En novembre 2012, lors du congrès de l’UMP, la guerre des chefs entre François Fillon et Jean-François Copé a presque éclipsé le triomphe d’un courant émergent, basé sur une vision décomplexée de la reconquête, qui s’appuie sur un patriotisme identitaire, une laïcité anti-islam et une légitimité populaire : la Droite forte.

 

La Droite forte année zéro raconte l’histoire de ce courant méconnu mené par Geoffroy Didier et Guillaume Peltier, et qui tente aujourd’hui de s’imposer comme l’avant-garde du renouvellement de l’UMP et de la droite en général. Entretien avec Marika Mathieu, son auteur, pour mieux comprendre ce qui se cache derrière ce mouvement qui tente de séduire un électorat de plus en plus radical.

Le Point : De quoi la Droite forte est-elle le nom ?

C’est une nouvelle planète politique : sans limites, sans parrains officiels, sans mémoire et sans mandat. La Droite forte ne revendique aucun héritage, si ce n’est celui du sarkozysme et de la droite décomplexée, qui est son fil conducteur. Guillaume Peltier et Geoffroy Didier ont mis en place une double attaque : changer la France et changer la droite, donc l’UMP, le tout afin de perpétuer l’oeuvre de Nicolas Sarkozy. Ils ne veulent pas être une simple parenthèse et tentent de s’imposer comme une nouvelle génération politique qui se défait du “politiquement correct” et qui revient sur les bases idéologiques héritées du passé, de la guerre, du gaullisme ou de Mai 68. Ils invoquent une révolution culturelle, et en cela ils jouent sur un mouvement de fond, plus proche de la “réaction” que de la “rupture”.

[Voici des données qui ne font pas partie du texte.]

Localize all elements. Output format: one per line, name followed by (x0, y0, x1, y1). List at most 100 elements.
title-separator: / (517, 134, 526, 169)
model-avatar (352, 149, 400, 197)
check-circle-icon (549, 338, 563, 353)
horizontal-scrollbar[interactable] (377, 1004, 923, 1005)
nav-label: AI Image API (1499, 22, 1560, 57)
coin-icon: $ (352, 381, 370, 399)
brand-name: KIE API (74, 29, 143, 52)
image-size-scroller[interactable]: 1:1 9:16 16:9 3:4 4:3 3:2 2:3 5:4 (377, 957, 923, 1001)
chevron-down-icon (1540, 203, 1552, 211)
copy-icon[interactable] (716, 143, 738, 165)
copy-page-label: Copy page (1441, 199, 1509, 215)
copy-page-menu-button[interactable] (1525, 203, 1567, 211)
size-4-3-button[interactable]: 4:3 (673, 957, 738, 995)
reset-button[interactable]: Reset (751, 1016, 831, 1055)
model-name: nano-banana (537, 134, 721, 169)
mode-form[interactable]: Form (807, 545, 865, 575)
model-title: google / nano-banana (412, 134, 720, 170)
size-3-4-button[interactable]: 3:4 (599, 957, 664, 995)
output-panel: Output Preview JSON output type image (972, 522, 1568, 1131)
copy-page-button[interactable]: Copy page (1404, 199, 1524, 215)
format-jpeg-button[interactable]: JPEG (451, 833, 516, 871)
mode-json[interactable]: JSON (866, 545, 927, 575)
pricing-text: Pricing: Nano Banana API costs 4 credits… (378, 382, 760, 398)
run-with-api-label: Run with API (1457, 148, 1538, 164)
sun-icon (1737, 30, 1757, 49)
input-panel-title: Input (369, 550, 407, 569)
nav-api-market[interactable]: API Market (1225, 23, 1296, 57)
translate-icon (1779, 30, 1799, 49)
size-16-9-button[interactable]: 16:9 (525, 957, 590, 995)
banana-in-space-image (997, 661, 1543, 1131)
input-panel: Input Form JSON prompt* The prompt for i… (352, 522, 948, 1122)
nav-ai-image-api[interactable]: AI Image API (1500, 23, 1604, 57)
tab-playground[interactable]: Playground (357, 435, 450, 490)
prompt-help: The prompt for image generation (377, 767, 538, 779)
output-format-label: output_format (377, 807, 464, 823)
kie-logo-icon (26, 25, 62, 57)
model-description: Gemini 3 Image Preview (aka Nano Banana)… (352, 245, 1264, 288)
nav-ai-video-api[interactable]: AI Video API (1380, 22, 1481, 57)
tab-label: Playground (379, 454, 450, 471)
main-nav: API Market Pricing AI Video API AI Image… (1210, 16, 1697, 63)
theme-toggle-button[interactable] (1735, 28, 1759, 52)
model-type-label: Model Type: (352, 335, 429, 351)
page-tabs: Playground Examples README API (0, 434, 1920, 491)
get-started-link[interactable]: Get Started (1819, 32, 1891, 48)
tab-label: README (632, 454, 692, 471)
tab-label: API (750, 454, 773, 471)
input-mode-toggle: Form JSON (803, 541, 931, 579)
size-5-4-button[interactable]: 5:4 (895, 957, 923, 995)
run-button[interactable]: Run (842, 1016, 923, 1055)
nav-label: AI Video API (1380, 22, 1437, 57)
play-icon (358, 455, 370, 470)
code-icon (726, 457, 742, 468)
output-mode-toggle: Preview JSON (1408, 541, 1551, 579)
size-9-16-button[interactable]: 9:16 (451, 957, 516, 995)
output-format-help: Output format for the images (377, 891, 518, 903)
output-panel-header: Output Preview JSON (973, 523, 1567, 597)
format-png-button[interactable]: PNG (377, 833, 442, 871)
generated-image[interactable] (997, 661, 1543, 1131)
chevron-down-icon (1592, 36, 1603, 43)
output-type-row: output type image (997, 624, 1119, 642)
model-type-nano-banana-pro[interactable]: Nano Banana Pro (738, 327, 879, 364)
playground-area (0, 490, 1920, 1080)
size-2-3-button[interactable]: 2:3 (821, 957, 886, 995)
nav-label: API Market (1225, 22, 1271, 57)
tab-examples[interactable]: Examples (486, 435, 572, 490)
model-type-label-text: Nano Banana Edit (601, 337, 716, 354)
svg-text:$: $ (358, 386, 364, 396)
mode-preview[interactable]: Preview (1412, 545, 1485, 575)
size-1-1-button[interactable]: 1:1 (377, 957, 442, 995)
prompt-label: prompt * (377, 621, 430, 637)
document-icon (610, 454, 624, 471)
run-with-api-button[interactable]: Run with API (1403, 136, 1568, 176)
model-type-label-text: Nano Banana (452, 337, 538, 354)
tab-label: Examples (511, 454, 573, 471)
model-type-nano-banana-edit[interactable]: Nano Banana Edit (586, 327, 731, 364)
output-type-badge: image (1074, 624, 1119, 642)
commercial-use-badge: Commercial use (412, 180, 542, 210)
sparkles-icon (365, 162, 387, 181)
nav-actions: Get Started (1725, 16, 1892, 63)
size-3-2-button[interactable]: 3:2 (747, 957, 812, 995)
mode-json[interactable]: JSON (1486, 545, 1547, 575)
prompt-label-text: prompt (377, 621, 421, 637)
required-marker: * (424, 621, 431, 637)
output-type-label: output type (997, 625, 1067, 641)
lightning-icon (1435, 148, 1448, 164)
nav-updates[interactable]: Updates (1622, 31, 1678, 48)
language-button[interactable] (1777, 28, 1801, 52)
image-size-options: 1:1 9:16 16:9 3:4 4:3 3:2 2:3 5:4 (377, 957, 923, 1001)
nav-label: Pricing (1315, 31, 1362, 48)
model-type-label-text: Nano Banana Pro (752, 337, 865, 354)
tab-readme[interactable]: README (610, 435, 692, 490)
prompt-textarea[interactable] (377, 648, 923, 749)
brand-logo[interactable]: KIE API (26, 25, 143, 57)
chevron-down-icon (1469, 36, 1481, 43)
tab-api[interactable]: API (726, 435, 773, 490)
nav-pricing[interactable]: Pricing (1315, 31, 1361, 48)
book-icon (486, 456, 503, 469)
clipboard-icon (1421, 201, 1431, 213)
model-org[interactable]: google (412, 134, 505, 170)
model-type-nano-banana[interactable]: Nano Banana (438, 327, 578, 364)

Comment expliquer leur succès ?

Leur stratégie d’ascension est basée sur la politique de l’opinion et des sondages. Ils maîtrisent les outils de communication modernes et la carte électorale dans ses moindres recoins, notamment par le savoir-faire de Peltier. Ils sont jeunes et cela aide à pouvoir “tout dire”, et si possible en trois mots. C’est la force des slogans, la logique de taper fort, peu importe que ce qu’ils disent soit vrai ou faux. Ils ont peu d’égards pour les détails, comme on peut le voir dans les propositions sur le chômage, ou pour l’interdiction de grève des enseignants, qui n’en perdraient pas moins par ailleurs leur statut de fonctionnaire.

Au congrès, ils ont trouvé une base militante qui répond à ce style de discours simple et agressif. Après l’échec des présidentielles, les militants sont en colère et veulent du sang neuf. Ils se disent : “Ils se bougent, ils mouillent le maillot, ils me parlent.” Les clignotants étaient au vert pour eux. Les autres courants, notamment défendus par Jean-Pierre Raffarin, Michèle Alliot-Marie ou Thierry Mariani, sont restés sur le carreau.

En quoi veulent-ils changer la droite ?

Comme le FN, ils jouent la carte d’une droite nationale, ils diraient “patriote” pour ne pas choquer, oubliée par les europhiles et les technocrates, qui ne sont au final que des “mous”, pour ne pas dire des traîtres. C’est la carte de la déconnexion entre les élites, de gauche comme de droite, et le peuple. Une des phrases préférées de Guillaume Peltier, c’est en effet : “Si les gens disent que c’est vrai, alors c’est vrai.” Dans le sillage de Patrick Buisson, ils affirment que les parlementaires ne représentent plus personne et se placent comme une force antisystème, à la manière de Marine Le Pen qui crie d’ailleurs au plagiat. Ils demandent des référendums sur presque tous les sujets.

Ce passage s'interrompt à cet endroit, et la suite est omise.